Body Art and Earlobe Repair
When people today think of body art, they think of it as a modern practice for rebellious teens and people with questionable backgrounds. The fact is that body art has been practiced for thousands of years, all around the world. In fact, the earliest known human remains with piercings dates back to Egypt over 5,000 years ago. This male mummy had his earlobes pierced and stretched to accommodate larger gauge plugs.
In the last century, body piercings in the Western world surfaced prominently as ear piercings and quickly gave way to nose and body piercings. At the same time tattoos were gaining popularity and by 1900, there was a tattoo shop in every major American city.
Today, body art is a common site in America. The most common reason for a person getting a tattoo or a body piercing is personal expression. Tattoos are chosen or designed to represent something personal about the bearer, from the name of a loved one, to a symbol that relates to the person’s personality. Piercings are used to adorn the body with decoration.

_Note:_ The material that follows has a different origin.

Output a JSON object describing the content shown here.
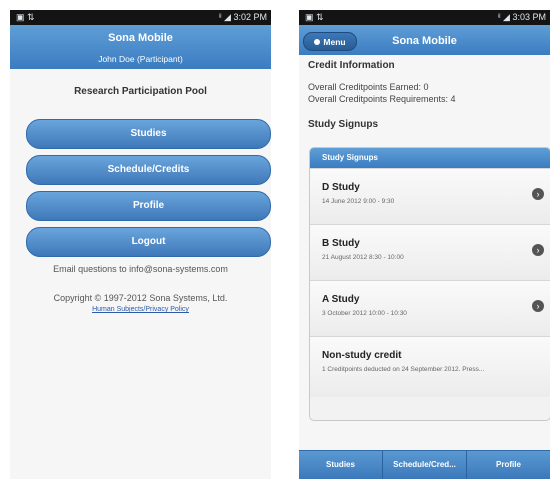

The bearers of body art are often looked at with preconceived bias. A good majority of this bias has stemmed from the negative portrayal of tattoos and piercings in the media. Characters who are criminals, drug addicts or from unsavory backgrounds, all sporting tattoos or piercings, can be seen in countless movie and television roles.
Often obtained during a rebellious or youthful phase, teenagers and young people become adult men and women that occasionally regret their decision. Alternatively, many traditional workplaces don’t approve of facial tattoos, lip piercings, or extra-large earlobes. While there is a commercial culture built around delivering customized tattoos and piercings, there is also a subset of cosmetic surgery designed to remove colorful skin designs and repair damage caused by piercings. Once viewed as permanent, it is now possible to go back and change your mind about that tattoo you got back in college. The decision about what you do with your body belongs to you and choosing to get a tattoo is just as acceptable as choosing to remove it.
The same is true for gauged ears. Men and women that regret a youthful decision to stretch their earlobes beyond recognition, or those that simply want to change their look, now have the option of surgical repair. In my practice, I am able to reshape patients earlobes to resemble its former version and return it to a normal size with minimal pain or recovery time. This procedure can also be used to repair normal-sized earlobes that have been split due to overly heavy earrings or improper piercing technique.
My best advice to my patients; experimenting with tattoos and gauge earrings may have been a phase of your youth that helped shape the independent, free-thinking and open-minded person you are today. Simply removing the tattoos and earrings and repairing the damage doesn’t change who you are. Be sure to maintain that unique and rebellious streak on the inside, even while conforming to physical appearances on the outside.